You could be forgiven for thinking, from the way I’m telling this story that I hibernated away springs and summers and autumns, and lived only for the planning and scheming and shoveling of White Crag’s near-polar winters. I think of it more the way a dedicated one-season athlete thinks about their sport’s season. That time of year is special. For those few months, everything else steps aside and the athlete becomes a different person. For the rest of the year, one feels bottled up and sluggish, itching to return to top form.

But my secrecy and obsessive monopolization of the planning process was simply not sustainable. I put a piece of myself into the planning and organization of the Cartel, and met at least twice with Klaber to discuss the public relations image he would present at his bridge club. Everyone else was losing interest in shoveling snow and taking instructions.

At the end of that winter, in line to buy tickets at the movie theater with Bert and Liz, I showed them an annotated map of the neighborhood I had made in Microsoft Paint. They exchanged a hesitant glance that at the time I interpreted as a sign of their burgeoning romance (they would go on to be each other’s prom dates in high school), but which I now realize was each one waiting for the other to tell me that they had moved on from the Cartel. Bert was kind enough to tell me that night that he wouldn’t be shoveling the next winter. “Sorry, man,” he said. “I’m pretty into this music thing, and I’ve got this band now, so…”

I hate it when people end sentences with “so.”

 

In autumn of freshman year, I did some yard work for old man Klaber. White Crag’s trees, in the fall, were stunningly beautiful kaleidoscopes of color for all of about ten minutes. Afterwards, all that beauty and spectacle became a carpet of rotting plant matter that needed to be disposed of.

That September afternoon, I sat on Klaber’s back porch drinking hot apple cider, gazing out at the neat bags of leaves. Raking was no substitute for shoveling. Snow was a renewable resource; a leaf could only fall once.

Klaber brought out a tuna sandwich and set it on a small table next to my chair. He put it down and clapped a hand on my shoulder.

“So what’s the next step for the family business, sport? Corporatizing? Opening an East Asian division? When can I start trading stocks on the market?”

I took a sip of the cider. “I don’t know if I’ll be doing that again this winter, Mr. Klaber.”

Klaber sat down. He sat down in that elderly way, exhaling and gingerly dropping himself into the chair. I could almost hear whining hydraulics and grinding gears as his ancient joints bent.

“So what’s the problem, hmm?”

I told Klaber about Bert’s doubts, but that I still planned to keep the cartel running.

“Sounds like you need to think about why you do all that shoveling, Eric. You’re too smart to do be doing it because you like hauling snow. Is it really just all about the money?”

For whatever reason, at the time, I said yes.

 

The next year, when the big storms started, nobody showed up to the meeting I called at the DQ. I don’t remember their excuses.

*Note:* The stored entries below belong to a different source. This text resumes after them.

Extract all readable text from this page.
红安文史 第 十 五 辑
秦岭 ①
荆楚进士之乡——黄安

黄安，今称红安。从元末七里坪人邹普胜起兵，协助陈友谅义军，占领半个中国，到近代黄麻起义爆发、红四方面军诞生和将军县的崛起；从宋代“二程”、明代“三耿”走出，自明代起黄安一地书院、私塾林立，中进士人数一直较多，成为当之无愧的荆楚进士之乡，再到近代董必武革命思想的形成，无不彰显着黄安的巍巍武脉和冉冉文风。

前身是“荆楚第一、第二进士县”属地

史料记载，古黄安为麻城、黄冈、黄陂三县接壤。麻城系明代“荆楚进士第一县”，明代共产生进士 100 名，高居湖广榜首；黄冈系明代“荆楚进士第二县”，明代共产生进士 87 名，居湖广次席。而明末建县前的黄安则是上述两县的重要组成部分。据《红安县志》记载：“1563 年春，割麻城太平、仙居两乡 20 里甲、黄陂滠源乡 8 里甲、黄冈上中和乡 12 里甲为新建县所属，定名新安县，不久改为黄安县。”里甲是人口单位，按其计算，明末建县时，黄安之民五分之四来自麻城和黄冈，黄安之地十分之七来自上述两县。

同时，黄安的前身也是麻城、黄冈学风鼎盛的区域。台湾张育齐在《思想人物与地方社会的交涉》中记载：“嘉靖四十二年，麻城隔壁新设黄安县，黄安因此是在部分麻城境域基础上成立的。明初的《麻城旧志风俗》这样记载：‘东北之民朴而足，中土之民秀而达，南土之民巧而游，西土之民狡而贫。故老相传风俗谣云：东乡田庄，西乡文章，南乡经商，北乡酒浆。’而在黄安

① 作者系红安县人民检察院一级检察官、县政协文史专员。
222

The Cartel ended where it all started: Rudolf Klaber’s front yard. Liz Akgun was traveling with the debate team and Bert Brown had a rehearsal with his prog-rock garage band. The snow was so wet and dense that day that it felt like I was hauling shovelfuls of molasses. After the job was done, Klaber handed me the five-dollar bill like he always did. But this time I somehow didn’t want to take it.

It wasn’t my aching back and arms, or that I didn’t feel the need to work for another Lego TIE-Fighter. I just felt no connection between the work I had done and the money I was being given for it. It was too automatic, too simple.

“Keep it,” I finally said to him.

“What, you’re shoveling for charity now?” he said with a grin. “Take it. You earned it.”

He was right, for the most basic meaning of the word “earn.” I had moved some snow and he was willing to compensate me for it.

But I hadn’t put a piece of myself into earning it. There had been no artistry into the planning of execution of that job, instead of another job. It hadn’t been fun. It hadn’t been brilliant.

It was a guy paying some kid to shovel his yard. That’s all.